THURSDAY, Dec. 22, 2016 (HealthDay News) — Reduced-duration antimicrobial treatment is associated with less favorable outcomes among infants with acute otitis media, according to a study published in the Dec. 22 issue of the New England Journal of Medicine.
Alejandro Hoberman, M.D., from the University of Pittsburgh School of Medicine, and colleagues assigned 520 children aged 6 to 23 months with acute otitis media to receive amoxicillin-clavulanate for 10 days (standard duration) or for a reduced duration of five days followed by five days of placebo.

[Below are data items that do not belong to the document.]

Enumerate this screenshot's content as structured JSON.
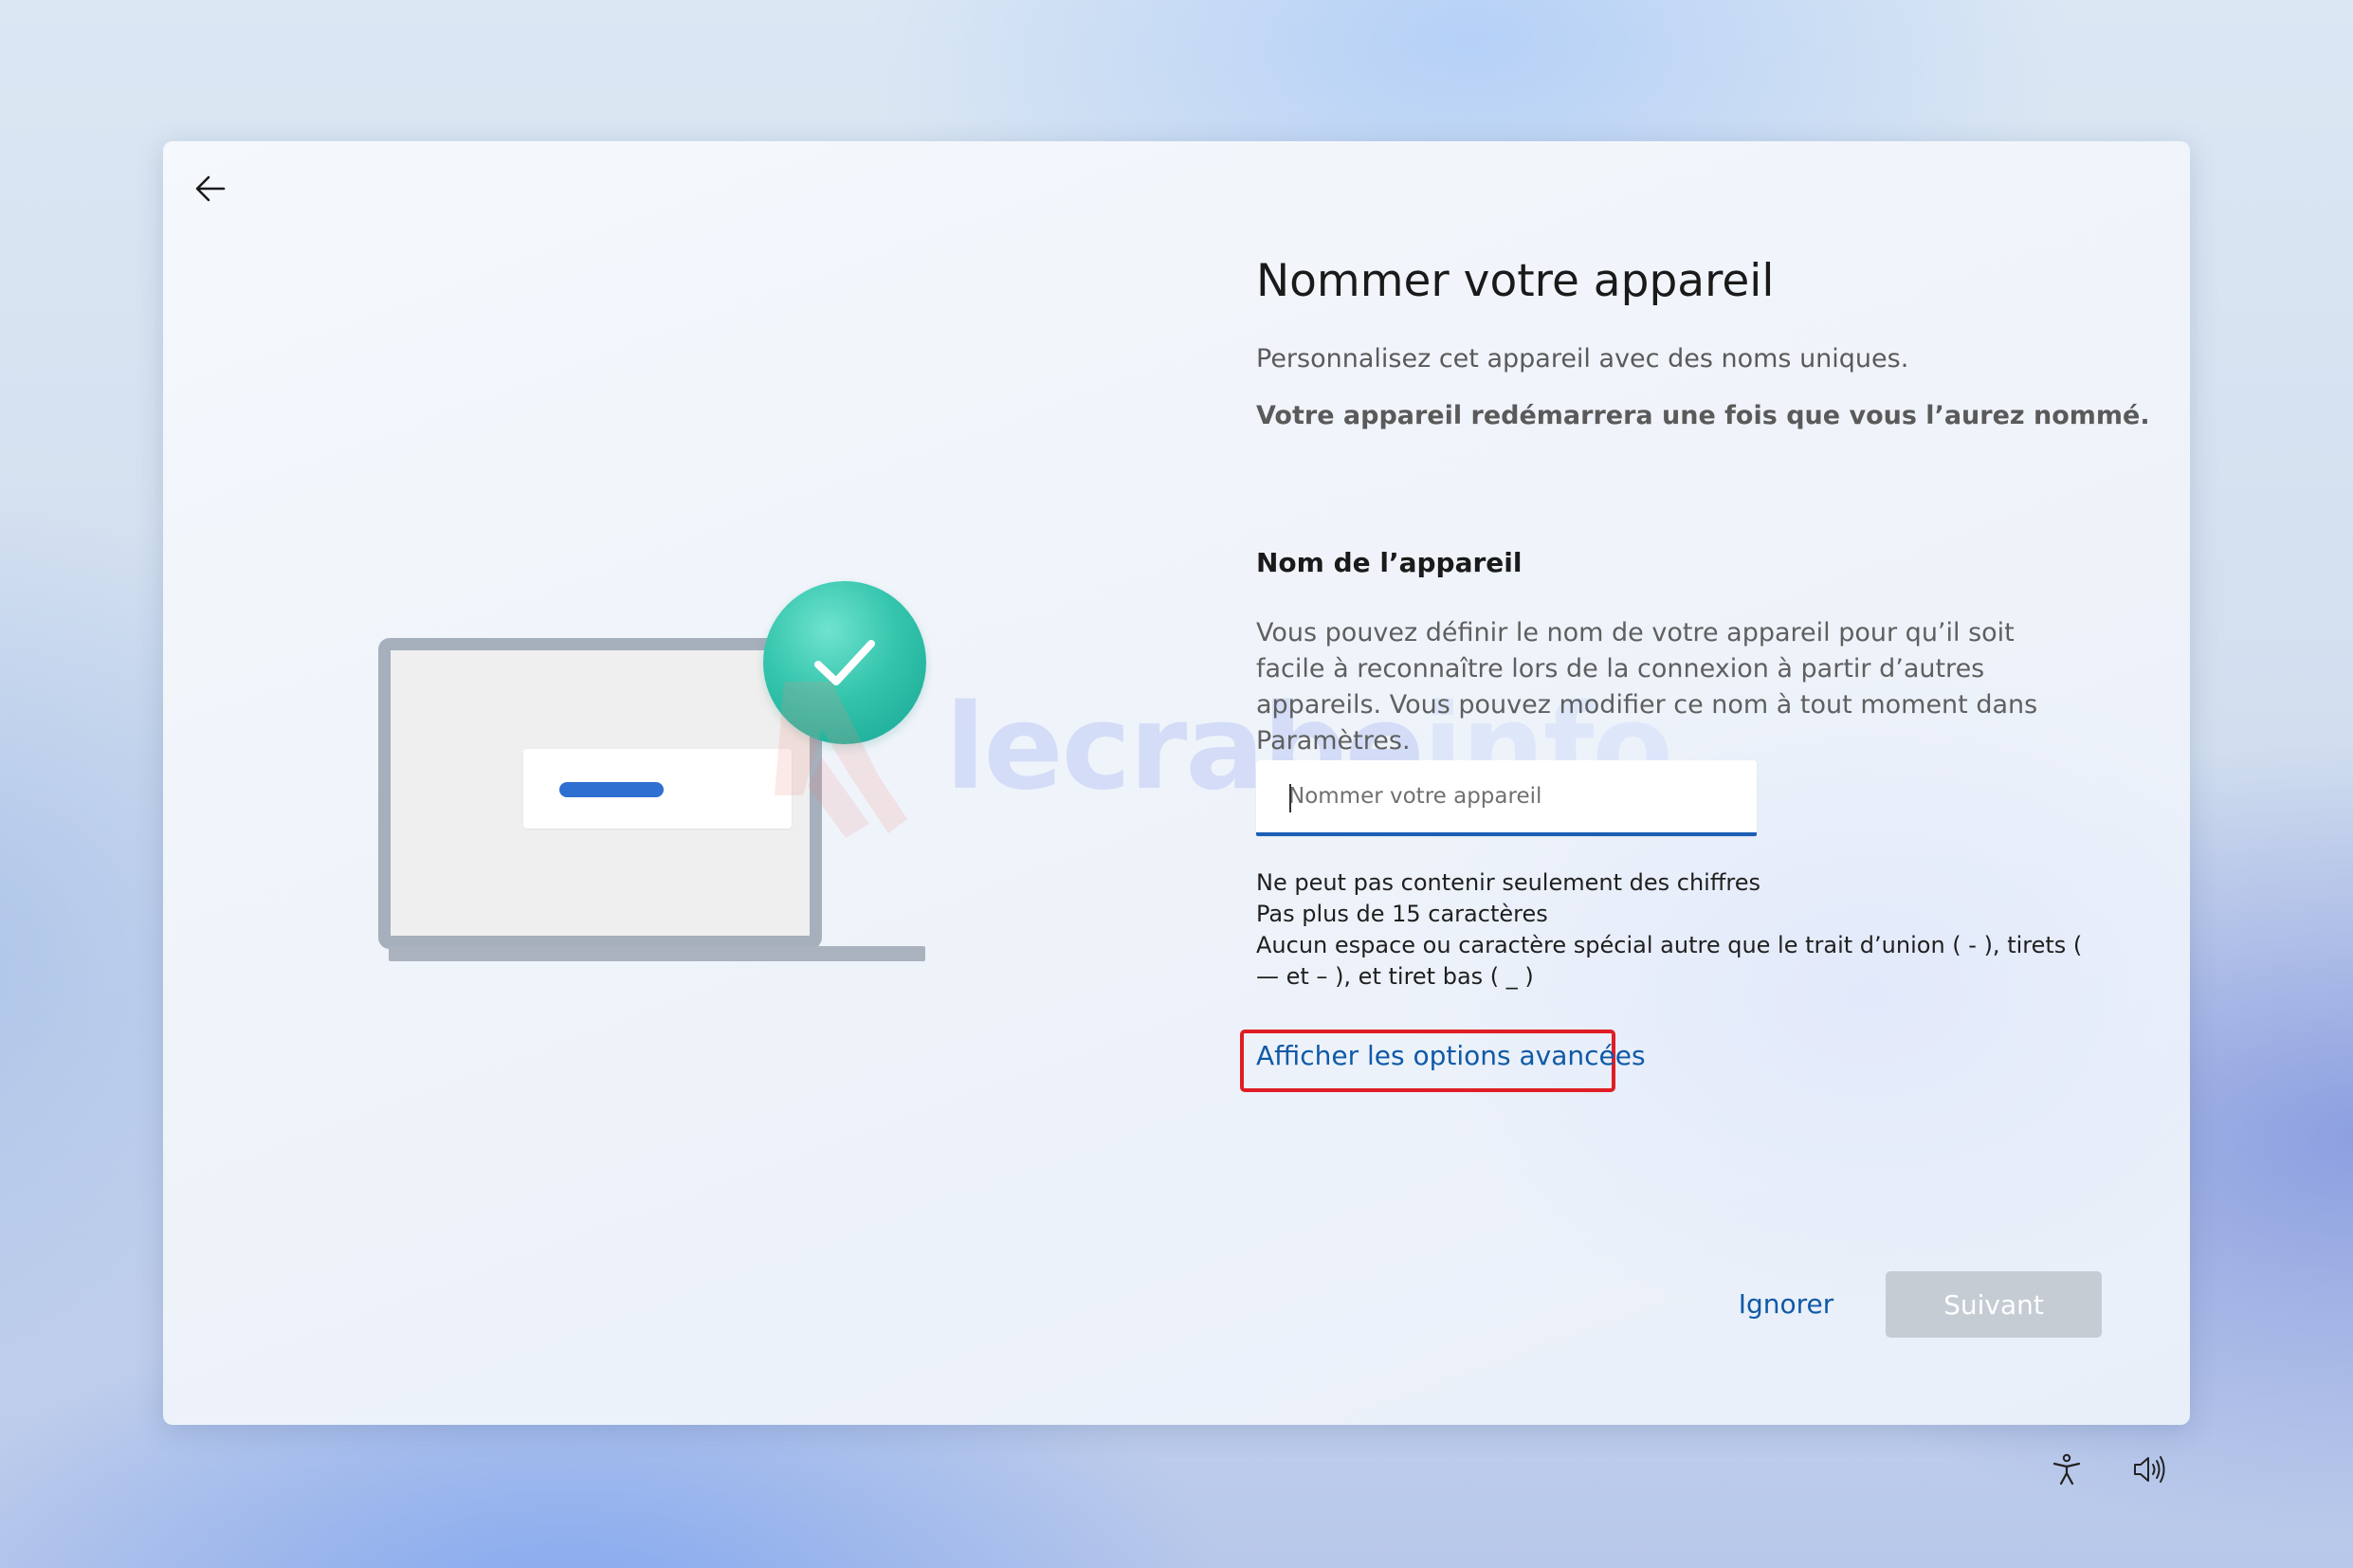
{
  "page": {
    "title": "Nommer votre appareil",
    "subtitle": "Personnalisez cet appareil avec des noms uniques.",
    "restart_note": "Votre appareil redémarrera une fois que vous l’aurez nommé."
  },
  "field": {
    "heading": "Nom de l’appareil",
    "description": "Vous pouvez définir le nom de votre appareil pour qu’il soit facile à reconnaître lors de la connexion à partir d’autres appareils. Vous pouvez modifier ce nom à tout moment dans Paramètres.",
    "placeholder": "Nommer votre appareil",
    "value": ""
  },
  "rules": [
    "Ne peut pas contenir seulement des chiffres",
    "Pas plus de 15 caractères",
    "Aucun espace ou caractère spécial autre que le trait d’union ( - ), tirets ( — et – ), et tiret bas ( _ )"
  ],
  "advanced_link": "Afficher les options avancées",
  "buttons": {
    "skip": "Ignorer",
    "next": "Suivant"
  },
  "watermark": {
    "text_main": "lecrabe",
    "text_accent": "info"
  },
  "icons": {
    "back": "arrow-left-icon",
    "check": "checkmark-icon",
    "accessibility": "accessibility-icon",
    "volume": "volume-icon"
  },
  "colors": {
    "accent": "#1a5fb4",
    "link": "#0f5aa6",
    "highlight_box": "#e01d24",
    "check_badge": "#35c5ad",
    "next_disabled": "#c6ccd4"
  }
}
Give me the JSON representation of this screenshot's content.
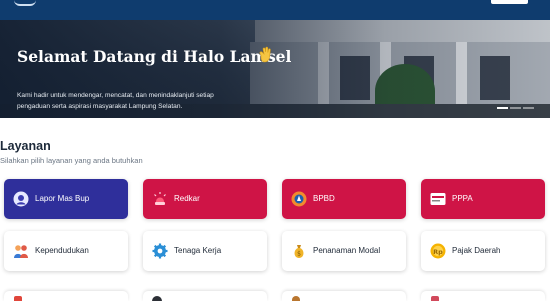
{
  "hero": {
    "title": "Selamat Datang di Halo Lamsel",
    "description": "Kami hadir untuk mendengar, mencatat, dan menindaklanjuti setiap pengaduan serta aspirasi masyarakat Lampung Selatan."
  },
  "section": {
    "title": "Layanan",
    "subtitle": "Silahkan pilih layanan yang anda butuhkan"
  },
  "services_row1": [
    {
      "label": "Lapor Mas Bup",
      "color": "#2f2f9b",
      "icon": "megaphone-icon"
    },
    {
      "label": "Redkar",
      "color": "#cf1446",
      "icon": "siren-icon"
    },
    {
      "label": "BPBD",
      "color": "#cf1446",
      "icon": "emblem-icon"
    },
    {
      "label": "PPPA",
      "color": "#cf1446",
      "icon": "logo-icon"
    }
  ],
  "services_row2": [
    {
      "label": "Kependudukan",
      "icon": "people-icon"
    },
    {
      "label": "Tenaga Kerja",
      "icon": "gear-icon"
    },
    {
      "label": "Penanaman Modal",
      "icon": "money-bag-icon"
    },
    {
      "label": "Pajak Daerah",
      "icon": "coin-icon"
    }
  ],
  "colors": {
    "navbar": "#0f3c6e",
    "accent_blue": "#2f2f9b",
    "accent_red": "#cf1446"
  }
}
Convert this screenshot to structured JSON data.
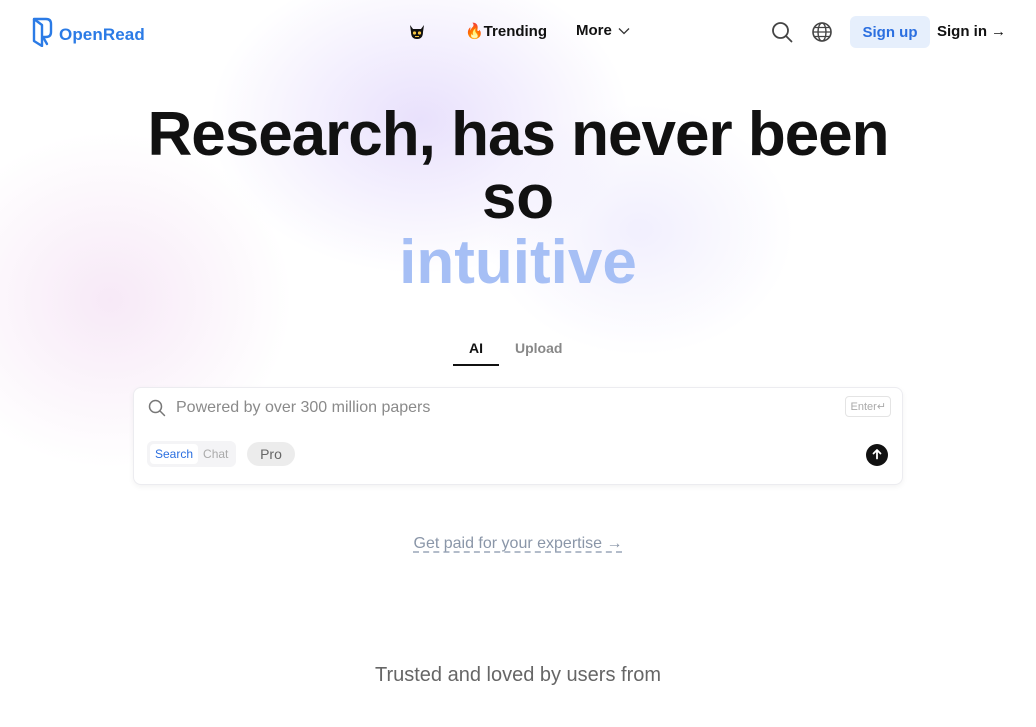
{
  "brand": {
    "name": "OpenRead"
  },
  "nav": {
    "trending_label": "🔥Trending",
    "more_label": "More",
    "signup_label": "Sign up",
    "signin_label": "Sign in",
    "signin_arrow": "→"
  },
  "hero": {
    "line1": "Research, has never been",
    "line2": "so",
    "line3": "intuitive"
  },
  "tabs": [
    {
      "label": "AI",
      "active": true
    },
    {
      "label": "Upload",
      "active": false
    }
  ],
  "search": {
    "placeholder": "Powered by over 300 million papers",
    "enter_hint": "Enter↵",
    "modes": [
      {
        "label": "Search",
        "active": true
      },
      {
        "label": "Chat",
        "active": false
      }
    ],
    "pro_label": "Pro"
  },
  "links": {
    "paid": "Get paid for your expertise →"
  },
  "footer": {
    "trusted": "Trusted and loved by users from"
  },
  "colors": {
    "accent": "#2b7be6",
    "hero_highlight": "#a6bff5",
    "signup_bg": "#e6effc"
  },
  "icons": [
    "openread-logo-icon",
    "mascot-icon",
    "chevron-down-icon",
    "search-icon",
    "globe-icon",
    "arrow-up-icon"
  ]
}
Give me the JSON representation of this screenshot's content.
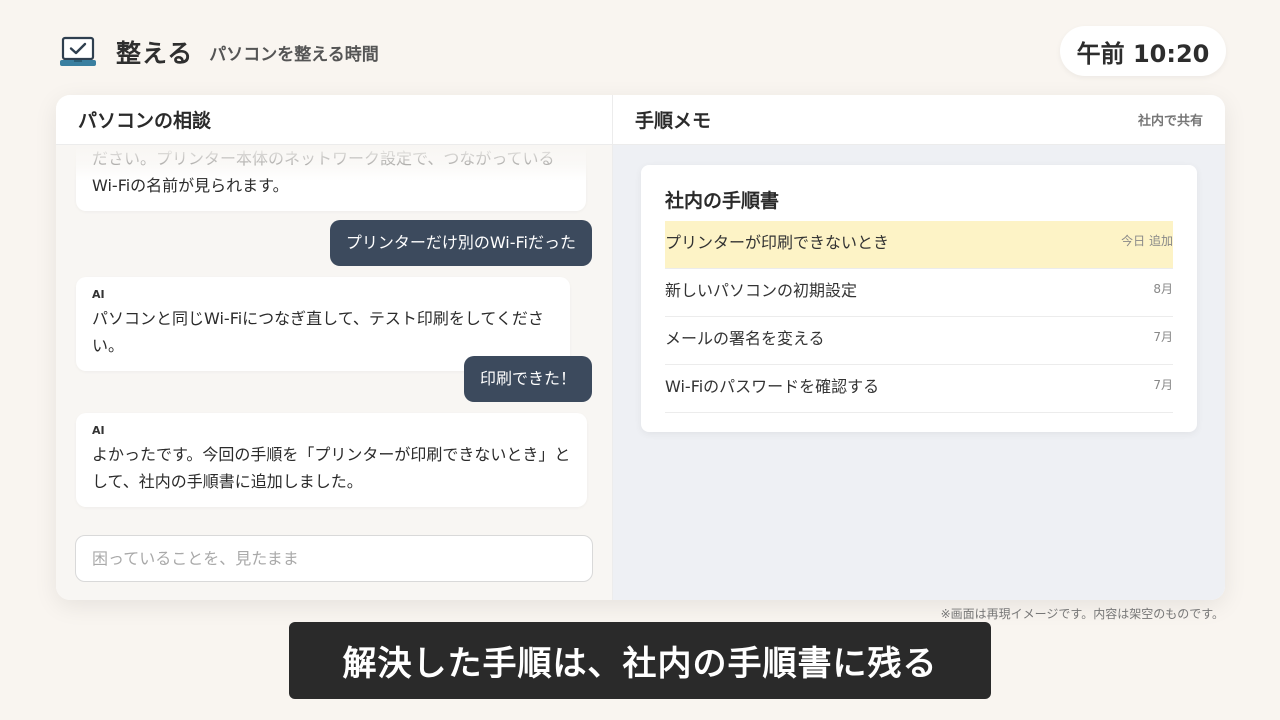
{
  "app": {
    "title": "整える",
    "subtitle": "パソコンを整える時間",
    "clock": "午前 10:20"
  },
  "chat": {
    "title": "パソコンの相談",
    "messages": [
      {
        "role": "ai",
        "label": "",
        "text": "ださい。プリンター本体のネットワーク設定で、つながっているWi-Fiの名前が見られます。"
      },
      {
        "role": "user",
        "text": "プリンターだけ別のWi-Fiだった"
      },
      {
        "role": "ai",
        "label": "AI",
        "text": "パソコンと同じWi-Fiにつなぎ直して、テスト印刷をしてください。"
      },
      {
        "role": "user",
        "text": "印刷できた！"
      },
      {
        "role": "ai",
        "label": "AI",
        "text": "よかったです。今回の手順を「プリンターが印刷できないとき」として、社内の手順書に追加しました。"
      }
    ],
    "input_placeholder": "困っていることを、見たまま",
    "input_value": ""
  },
  "memo": {
    "title": "手順メモ",
    "share_label": "社内で共有",
    "doc": {
      "title": "社内の手順書",
      "rows": [
        {
          "label": "プリンターが印刷できないとき",
          "date": "今日 追加",
          "highlighted": true
        },
        {
          "label": "新しいパソコンの初期設定",
          "date": "8月",
          "highlighted": false
        },
        {
          "label": "メールの署名を変える",
          "date": "7月",
          "highlighted": false
        },
        {
          "label": "Wi-Fiのパスワードを確認する",
          "date": "7月",
          "highlighted": false
        }
      ]
    }
  },
  "notice": "※画面は再現イメージです。内容は架空のものです。",
  "caption": "解決した手順は、社内の手順書に残る",
  "colors": {
    "background": "#f9f5f0",
    "user_bubble": "#3c4a5d",
    "highlight_row": "#fdf3c6",
    "caption_bg": "#2a2a2a",
    "icon_accent": "#3a7fa0"
  }
}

The researchers found that, compared with children who were treated for 10 days, children treated with amoxicillin-clavulanate for five days were more likely to have clinical failure (34 versus 16 percent). Over the period from day six to day 14, the mean symptom scores were 1.61 and 1.34 in the five- and 10-days groups, respectively (P = 0.07); at the day 12 to 14 assessment, the mean scores were 1.89 versus 1.20 (P = 0.001). The five-day group had a lower percentage of children whose symptom scores decreased more than 50 percent from baseline to the end of treatment (80 versus 91 percent; P = 0.003). No significant differences were seen between the groups in the rates of recurrence, adverse events, or nasopharyngeal colonization with penicillin-nonsusceptible pathogens.
“Among children 6 to 23 months of age with acute otitis media, reduced-duration antimicrobial treatment resulted in less favorable outcomes than standard-duration treatment,” the authors write.
Several authors disclosed financial ties to the biopharmaceutical industry; one author disclosed patents related to the study topic.